Over the next few days, before Bart flies to Florida, I find myself thinking about an incident when he was sixteen.
Teenagers have a funny way of telling you they need to talk. When I returned home from work one night after ten, I saw Bart sitting on the couch, and I could tell he wanted to talk. It was either going to be a quick conversation or a very long one.
When I sat down next to him, he started to cry.
“I don’t know if I’m making the right decision,” he said. “I so badly want to serve and make freedom. But I’m not sure if this is the way to go.”
I knew he was experiencing all kinds of fear about his decision to pursue a life in the military. He knew we were at war—knew there would be a good chance, if he joined, that he would be sent to either Afghanistan or Iraq.

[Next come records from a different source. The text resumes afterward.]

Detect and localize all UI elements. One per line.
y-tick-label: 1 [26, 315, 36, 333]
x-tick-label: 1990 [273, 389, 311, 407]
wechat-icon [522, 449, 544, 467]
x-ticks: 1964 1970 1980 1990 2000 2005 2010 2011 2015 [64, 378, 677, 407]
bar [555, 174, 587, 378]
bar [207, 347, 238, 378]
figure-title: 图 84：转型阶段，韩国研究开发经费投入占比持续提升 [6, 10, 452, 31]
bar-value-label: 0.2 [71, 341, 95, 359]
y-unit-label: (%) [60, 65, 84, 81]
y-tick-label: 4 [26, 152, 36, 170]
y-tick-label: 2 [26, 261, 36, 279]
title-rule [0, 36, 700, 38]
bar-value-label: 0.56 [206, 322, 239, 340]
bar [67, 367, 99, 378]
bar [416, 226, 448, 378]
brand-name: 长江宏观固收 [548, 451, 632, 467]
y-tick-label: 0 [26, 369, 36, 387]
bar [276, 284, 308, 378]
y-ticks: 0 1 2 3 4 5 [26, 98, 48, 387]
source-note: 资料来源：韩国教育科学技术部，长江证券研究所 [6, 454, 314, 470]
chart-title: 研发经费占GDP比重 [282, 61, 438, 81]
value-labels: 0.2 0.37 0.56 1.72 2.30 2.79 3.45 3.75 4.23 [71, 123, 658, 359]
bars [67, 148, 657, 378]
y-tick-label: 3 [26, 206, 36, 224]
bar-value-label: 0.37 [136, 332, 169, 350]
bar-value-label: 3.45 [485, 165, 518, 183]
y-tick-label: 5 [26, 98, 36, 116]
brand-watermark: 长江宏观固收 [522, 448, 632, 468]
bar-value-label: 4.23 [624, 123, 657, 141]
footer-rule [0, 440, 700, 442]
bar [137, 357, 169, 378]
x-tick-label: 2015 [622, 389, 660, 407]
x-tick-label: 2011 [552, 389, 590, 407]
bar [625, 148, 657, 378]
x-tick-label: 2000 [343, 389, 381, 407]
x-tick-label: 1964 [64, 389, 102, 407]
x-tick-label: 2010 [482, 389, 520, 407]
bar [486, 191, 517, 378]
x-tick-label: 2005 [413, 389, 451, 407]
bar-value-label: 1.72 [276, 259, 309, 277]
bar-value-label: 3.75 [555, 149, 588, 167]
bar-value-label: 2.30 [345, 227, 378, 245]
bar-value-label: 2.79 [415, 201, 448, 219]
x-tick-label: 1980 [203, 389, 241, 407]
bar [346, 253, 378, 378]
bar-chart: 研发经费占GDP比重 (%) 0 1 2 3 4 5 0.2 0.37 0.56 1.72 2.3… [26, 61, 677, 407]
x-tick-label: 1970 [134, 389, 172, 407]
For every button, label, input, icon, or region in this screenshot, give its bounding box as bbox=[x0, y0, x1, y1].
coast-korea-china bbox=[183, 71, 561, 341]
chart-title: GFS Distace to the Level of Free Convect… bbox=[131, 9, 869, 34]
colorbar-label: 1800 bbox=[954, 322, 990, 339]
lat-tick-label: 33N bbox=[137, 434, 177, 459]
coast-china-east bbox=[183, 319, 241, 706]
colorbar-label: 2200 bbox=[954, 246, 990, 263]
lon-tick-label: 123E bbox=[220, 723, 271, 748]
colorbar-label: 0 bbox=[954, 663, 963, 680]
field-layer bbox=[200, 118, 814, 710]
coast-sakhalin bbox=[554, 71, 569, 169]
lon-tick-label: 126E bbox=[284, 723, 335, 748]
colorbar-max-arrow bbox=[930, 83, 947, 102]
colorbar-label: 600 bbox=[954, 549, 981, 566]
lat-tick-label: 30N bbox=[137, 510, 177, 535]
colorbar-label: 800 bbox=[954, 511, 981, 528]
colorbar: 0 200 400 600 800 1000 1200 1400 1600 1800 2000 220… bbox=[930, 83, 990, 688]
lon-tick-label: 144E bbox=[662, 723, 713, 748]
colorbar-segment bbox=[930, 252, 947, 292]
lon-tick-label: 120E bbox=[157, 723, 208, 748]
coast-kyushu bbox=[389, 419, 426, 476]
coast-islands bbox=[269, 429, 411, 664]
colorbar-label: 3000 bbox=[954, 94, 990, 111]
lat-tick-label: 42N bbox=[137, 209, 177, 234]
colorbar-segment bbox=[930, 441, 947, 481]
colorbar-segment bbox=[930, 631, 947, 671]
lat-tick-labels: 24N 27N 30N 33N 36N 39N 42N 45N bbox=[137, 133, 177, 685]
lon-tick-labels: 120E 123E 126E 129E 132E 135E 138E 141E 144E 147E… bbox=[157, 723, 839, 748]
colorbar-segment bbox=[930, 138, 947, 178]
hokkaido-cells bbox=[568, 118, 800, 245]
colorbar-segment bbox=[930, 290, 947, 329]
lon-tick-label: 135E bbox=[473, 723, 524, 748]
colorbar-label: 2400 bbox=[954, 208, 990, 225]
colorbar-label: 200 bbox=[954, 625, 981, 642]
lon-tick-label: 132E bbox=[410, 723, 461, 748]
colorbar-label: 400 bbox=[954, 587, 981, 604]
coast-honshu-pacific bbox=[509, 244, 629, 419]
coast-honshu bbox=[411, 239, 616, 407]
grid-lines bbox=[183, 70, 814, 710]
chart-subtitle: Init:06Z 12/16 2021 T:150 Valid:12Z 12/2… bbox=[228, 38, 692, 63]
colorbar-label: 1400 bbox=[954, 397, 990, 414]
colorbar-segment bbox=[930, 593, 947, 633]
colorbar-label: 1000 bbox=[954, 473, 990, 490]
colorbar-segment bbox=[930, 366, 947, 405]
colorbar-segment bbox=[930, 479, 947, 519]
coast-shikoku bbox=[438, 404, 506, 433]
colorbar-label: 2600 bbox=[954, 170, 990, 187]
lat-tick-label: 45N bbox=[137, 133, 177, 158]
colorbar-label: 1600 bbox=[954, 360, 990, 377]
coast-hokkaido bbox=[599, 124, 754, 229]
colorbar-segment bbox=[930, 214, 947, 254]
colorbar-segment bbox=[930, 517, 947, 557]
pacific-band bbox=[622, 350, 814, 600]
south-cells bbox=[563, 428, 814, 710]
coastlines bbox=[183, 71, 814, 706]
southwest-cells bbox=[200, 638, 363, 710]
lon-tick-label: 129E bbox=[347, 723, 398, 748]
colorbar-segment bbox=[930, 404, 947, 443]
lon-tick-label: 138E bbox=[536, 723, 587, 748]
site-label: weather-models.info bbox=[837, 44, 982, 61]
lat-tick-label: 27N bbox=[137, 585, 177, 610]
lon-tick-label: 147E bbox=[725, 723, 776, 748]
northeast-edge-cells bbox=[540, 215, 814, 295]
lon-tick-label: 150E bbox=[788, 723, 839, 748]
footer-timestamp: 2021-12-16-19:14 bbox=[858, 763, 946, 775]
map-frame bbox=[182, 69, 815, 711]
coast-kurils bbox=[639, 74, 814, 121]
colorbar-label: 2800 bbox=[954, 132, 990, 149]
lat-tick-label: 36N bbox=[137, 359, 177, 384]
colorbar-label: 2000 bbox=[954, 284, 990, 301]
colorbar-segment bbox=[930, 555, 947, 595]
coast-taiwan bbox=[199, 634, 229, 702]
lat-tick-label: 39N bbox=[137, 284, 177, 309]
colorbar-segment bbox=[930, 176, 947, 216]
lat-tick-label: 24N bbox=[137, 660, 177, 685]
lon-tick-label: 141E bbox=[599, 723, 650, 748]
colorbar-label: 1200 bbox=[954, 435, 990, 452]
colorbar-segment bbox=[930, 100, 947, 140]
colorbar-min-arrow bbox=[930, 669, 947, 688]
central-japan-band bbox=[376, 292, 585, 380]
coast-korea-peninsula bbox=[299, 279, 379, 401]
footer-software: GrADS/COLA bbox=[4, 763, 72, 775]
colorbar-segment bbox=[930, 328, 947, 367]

“I want to be a hero,” he said. “But there’s a problem.”
“What?”
“I know I’m not going to live a long life.”
My heart was racing, my throat tight. “What do you mean?”
“I just know I’m not going to be on this planet for a long time.”
I was completely stunned…and yet, from the time he was born, I’d been fighting that same feeling.
As I walk into the house, I realize this is going to be our last time together. It’s very, very surreal.
Bart is in the home office, on the computer. This is it. I have to say something to him.
I run a business teaching parenting classes. Lots of discipline classes. On a shelf I keep a stash of little blue stars, glass trinkets I give to parents dealing with difficult children. The star is a reminder: S is for smile or stop. T is for take a deep breath. A is for and. R is for relax. I take one star and put a hand on Bart’s shoulder.
He turns around. I put the star in his hand and say, “Bart, you are a warrior. You are a hero. There are going to be times when you’re really scared, so I want you to have this star to remind you to breathe. Breathe deeply. For your soldiers and for yourself. If you don’t remember to do that, remember I’ve got your back.”
“Thanks, Mom.”
A few days later, he calls me as he’s about to get onto the plane. He’s going to lead a platoon that just lost their lieutenant.
“I’m scared,” he tells me. “I don’t know if I can do this.”
“You can do this. You’ve got this, Bart. You’ve got it.”
His tour ends in January of 2008. I want to go to Texas, where Bart is based, to be there when he returns to Fort Hood—to receive him and the other soldiers—but I can’t because my mother is on the verge of dying. She has an aggressive cancer, and I’m her maj
or caretaker.
A month later, Bart and his fiancée, Katie, come to Florida to attend a wedding near me and reunite with his family and his grandma. Bart is with me when my mother dies—a good thing, since she was close to him, too. We’re able to help her pass and transition that weekend. Then it turns chaotic, with the funeral services and people coming from all over to pay their respects. There’s no time to talk.
Bart feels he hasn’t done his service to the country because his deployment was cut short. Since he didn’t serve a full tour, he wants to make it up to his officers and the soldiers in his platoon. He does this by giving up his vacation time and picking up their slack, working day and night, weekends—anything and everything so people can get their deployment breaks, vacations, visitations, whatever they need. On top of all that, he’s working to get everyone ready for the next deployment.
Two months later, Bart and Katie return home one weekend for a surprise engagement party. My family is gathered outside, on our patio. I sit next to Bart. It’s the first time we’ve been together like this, without all the chaos.
“Was Iraq everything you wanted it to be?” I ask.
He looks at me for a long moment.
“You don’t want to know,” he says.
I can see there’s a piece of him that’s broken.
“I don’t even know how some of these soldiers survived,” he says. “But the thing is…It’s not hard in Iraq, Mom. It’s hard here. The soldiers here at home are hard to discipline. They don’t respond to it. I’m dealing with domestic violence, stuff like that. I feel like I’m a social worker.” He sighs, his gaze lingering on me when he says, “It’s more dangerous here than it is in Iraq.”